Il manque de signer à Évian et se rétracte
Fabien Lemoine va mettre quelques années avant de donner raison au directeur du centre de formation rennais. À l’image d’un Étienne Didot qu’il avait poussé vers Toulouse, il se serait bien vu « signer pour 15 ans » avec son club formateur. La vie avait d’autres projets pour lui. Le 14 août 2010, il reçoit de plein fouet le genou du Nancéien Reynald Lemaître. Le Rennais souffre le martyr et croit sa carrière terminée quand on lui annonce qu’il faut retirer son rein droit. Quatre mois plus tard et des kilomètres de vélo avalés pour garder la condition, Lemoine redevient un joueur de foot. Mais Frédéric Antonetti estime qu’il tarde trop à retrouver l’intégralité de ses moyens. L’entraîneur lui reproche aussi de tirer la tronche sur le banc et lui indique la porte de sortie. En août 2011, Lemoine tient le style pour signer à Évian Thonon Gaillard quand il se rétracte au dernier moment. Son agent lui apprend que Saint-Étienne s’intéresse à lui. Un peu honteux, il pose un lapin à l’ETG et file rejoindre son club de cœur, celui qu’il allait voir plus jeune à Laval en D2.

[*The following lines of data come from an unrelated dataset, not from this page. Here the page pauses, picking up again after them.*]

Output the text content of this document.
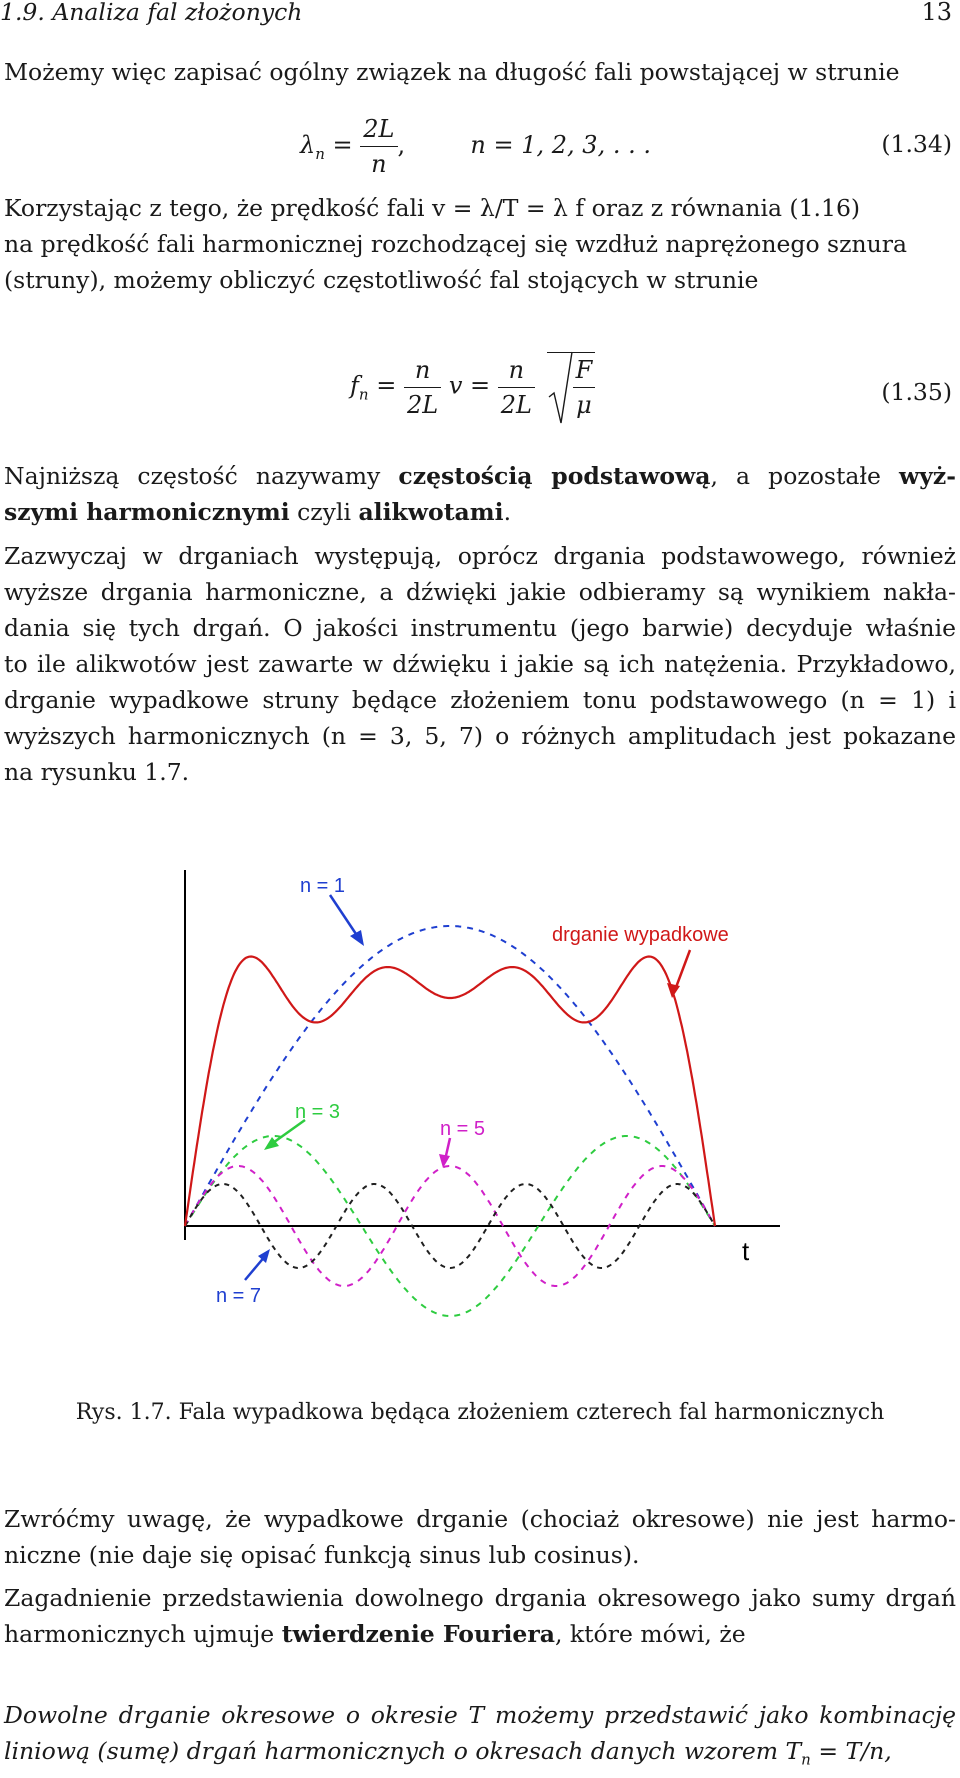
1.9. Analiza fal złożonych	13
Możemy więc zapisać ogólny związek na długość fali powstającej w strunie
$\lambda_n = \frac{2L}{n}$ ,	n = 1, 2, 3, . . .	(1.34)
Korzystając z tego, że prędkość fali v = λ/T = λ f oraz z równania (1.16)
na prędkość fali harmonicznej rozchodzącej się wzdłuż naprężonego sznura
(struny), możemy obliczyć częstotliwość fal stojących w strunie
$f_n = \frac{n}{2L}$ $v = \frac{n}{2L}$
$\frac{F}{\mu}$	(1.35)
Najniższą częstość nazywamy częstością podstawową, a pozostałe wyż-
szymi harmonicznymi czyli alikwotami.
Zazwyczaj w drganiach występują, oprócz drgania podstawowego, również
wyższe drgania harmoniczne, a dźwięki jakie odbieramy są wynikiem nakła-
dania się tych drgań. O jakości instrumentu (jego barwie) decyduje właśnie
to ile alikwotów jest zawarte w dźwięku i jakie są ich natężenia. Przykładowo,
drganie wypadkowe struny będące złożeniem tonu podstawowego (n = 1) i
wyższych harmonicznych (n = 3, 5, 7) o różnych amplitudach jest pokazane
na rysunku 1.7.
n = 1
drganie wypadkowe
n = 3
n = 5
n = 7
t
Rys. 1.7. Fala wypadkowa będąca złożeniem czterech fal harmonicznych
Zwróćmy uwagę, że wypadkowe drganie (chociaż okresowe) nie jest harmo-
niczne (nie daje się opisać funkcją sinus lub cosinus).
Zagadnienie przedstawienia dowolnego drgania okresowego jako sumy drgań
harmonicznych ujmuje twierdzenie Fouriera, które mówi, że
Dowolne drganie okresowe o okresie T możemy przedstawić jako kombinację
liniową (sumę) drgań harmonicznych o okresach danych wzorem $T_n = T/n$,
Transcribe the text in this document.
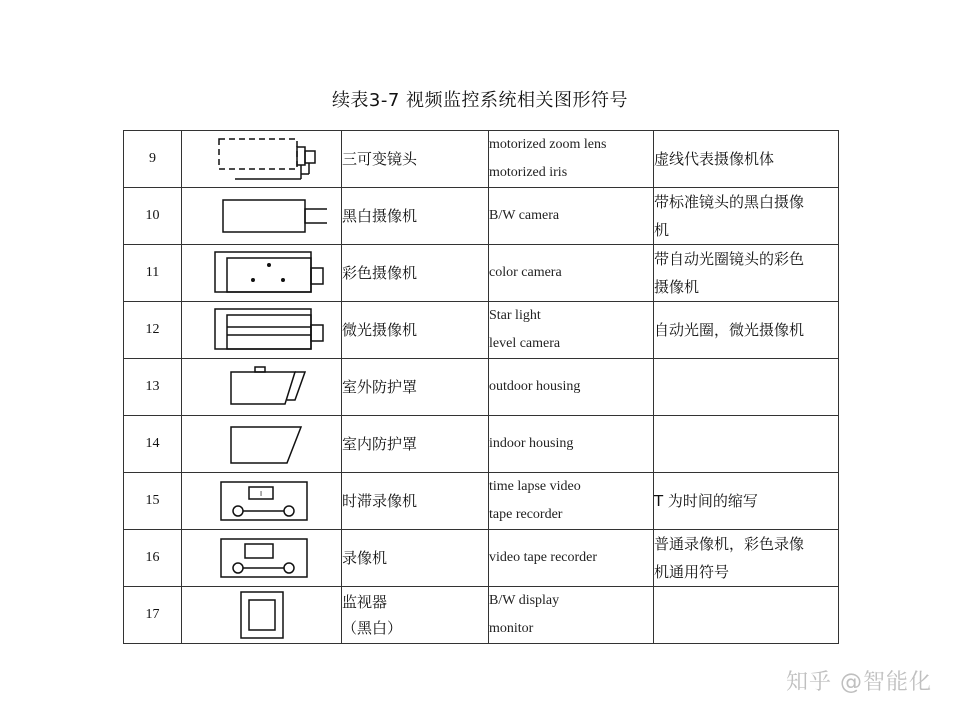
续表3-7 视频监控系统相关图形符号
9		三可变镜头	motorized zoom lens
motorized iris	虚线代表摄像机体

10		黑白摄像机	B/W camera	带标准镜头的黑白摄像
机

11		彩色摄像机	color camera	带自动光圈镜头的彩色
摄像机

12		微光摄像机	Star light
level camera	自动光圈，微光摄像机

13		室外防护罩	outdoor housing	

14		室内防护罩	indoor housing	

15	I	时滞录像机	time lapse video
tape recorder	T 为时间的缩写

16		录像机	video tape recorder	普通录像机，彩色录像
机通用符号

17		监视器
（黑白）	B/W display
monitor	

知乎 @智能化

Depuis, les deux parties ne regrettent pas ce mariage conclu à la dernière minute. Devenu un homme un base du système de Christophe Galthier, Lemoine est toujours capable d’avaler les kilomètres (jusqu’à 13 par matchs). Il récupère, harcèle, oriente et parfois nettoie une lucarne comme samedi dernier à Lorient. « Il a un profil de joueur espagnol avec une grosse qualité technique, toujours en mouvement et clairvoyant dans les passes. Son petit gabarit ne l’empêche pas de se mettre dans des duels incroyables » , vante un Galtier qui n’ignore peut-être pas que son milieu de terrain était parfois comparé à Andrés Iniesta lors de ses années rennaises. Une histoire de pigmentation de peau peut-être et d’influence dans leur équipe respective. Même s’il dit travailler pour « la collectivité » , Fabien Lemoine est devenu le patron de l’entrejeu stéphanois. Un patron qui ne doit pas regretter d’avoir remiser ses rêves de tracteur.